Lugar de fala e os limites da escuta: por que repensar quem fala por quem?
Há quem fale alto e nunca seja escutado. Há quem fale sempre, mesmo quando não há nada a dizer. Entre essas duas pontas se desenha a costura feita por Djamila Ribeiro em Lugar de Fala, ensaio breve e imenso, publicado na coleção Feminismos Plurais, como quem escreve não para ocupar as estantes, mas para deslocar os móveis da casa. O livro não grita, mas tamborila com firmeza: quem tem falado por quem? E por quê?

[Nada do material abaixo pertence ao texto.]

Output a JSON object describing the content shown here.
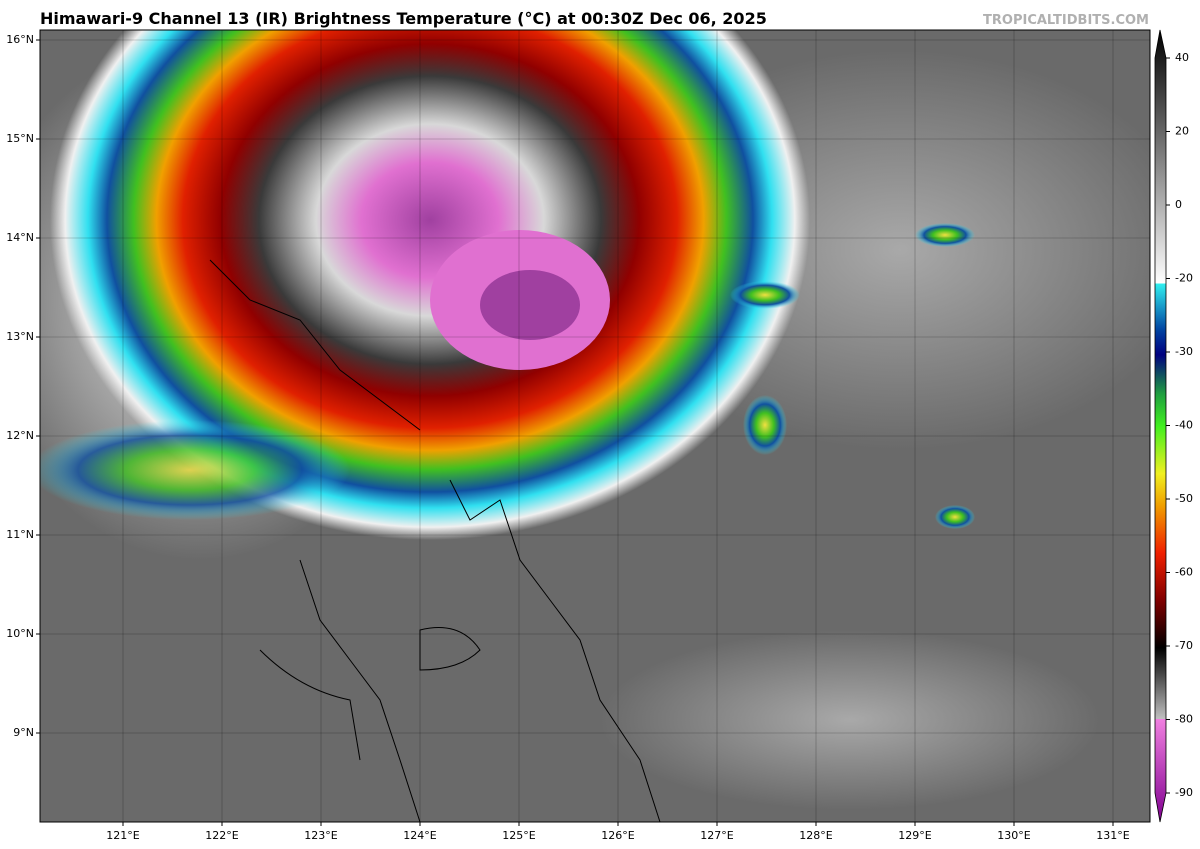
{
  "header": {
    "title": "Himawari-9 Channel 13 (IR) Brightness Temperature (°C) at 00:30Z Dec 06, 2025",
    "source": "TROPICALTIDBITS.COM"
  },
  "map": {
    "lat_labels": [
      "16°N",
      "15°N",
      "14°N",
      "13°N",
      "12°N",
      "11°N",
      "10°N",
      "9°N"
    ],
    "lon_labels": [
      "121°E",
      "122°E",
      "123°E",
      "124°E",
      "125°E",
      "126°E",
      "127°E",
      "128°E",
      "129°E",
      "130°E",
      "131°E"
    ]
  },
  "colorbar": {
    "ticks": [
      40,
      20,
      0,
      -20,
      -30,
      -40,
      -50,
      -60,
      -70,
      -80,
      -90
    ]
  }
}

Djamila entra num território minado — a linguagem — com a serenidade de quem sabe que não basta nomear as coisas, é preciso desenrolar a história de quem teve o poder de nomear. Lugar de fala não é um mantra identitário, nem um colete à prova de crítica. É, antes, um mapa. Um que mostra de onde vem o corpo que fala, que experiências atravessam sua fala e o que o silêncio dos outros tem a dizer sobre isso. Ao contrário da caricatura que a extrema direita construiu, o conceito não quer interditar o debate, mas qualificá-lo: nem todo mundo pode falar por todo mundo, ainda que todos devam falar por si.
Há uma pedagogia implícita no livro, feita de exemplos cotidianos e metáforas que não pedem nota de rodapé. Djamila usa as palavras como quem conhece o peso de cada uma. Diz, por exemplo, que o privilégio é como um quartinho confortável com vista para o mar: quem está nele, nem sempre percebe que há gente morando no porão. A metáfora funciona porque não acusa — revela. O ensaio é político sem ser panfletário, filosófico sem ser hermético. Faz o leitor pensar sem precisar pedir permissão à academia.
O pano de fundo é mais profundo que o texto: trata-se da construção do saber no Brasil e da farsa da universalidade. O cânone, tão branco quanto masculino, não se fez por mérito, mas por exclusão. Ao afirmar que todo sujeito é situado, Djamila aponta para o impensado: a neutralidade sempre teve cor, classe e gênero. O “nós” genérico que ocupa os editoriais e as leis, diz ela, nunca foi um coletivo real — é uma ficção de poder.
Sobre a autora:
Djamila Ribeiro é filósofa, escritora e uma das principais referências no debate público sobre questões raciais e de gênero no Brasil. Mestre em Filosofia Política pela Unifesp, é colunista, ativista e coordenadora da coleção Feminismos Plurais, dedicada à difusão de pensamentos de intelectuais negros e negras. Autora também de Quem tem medo do feminismo negro? e Pequeno Manual Antirracista, Djamila recebeu prêmios nacionais e internacionais por sua contribuição à defesa dos direitos humanos.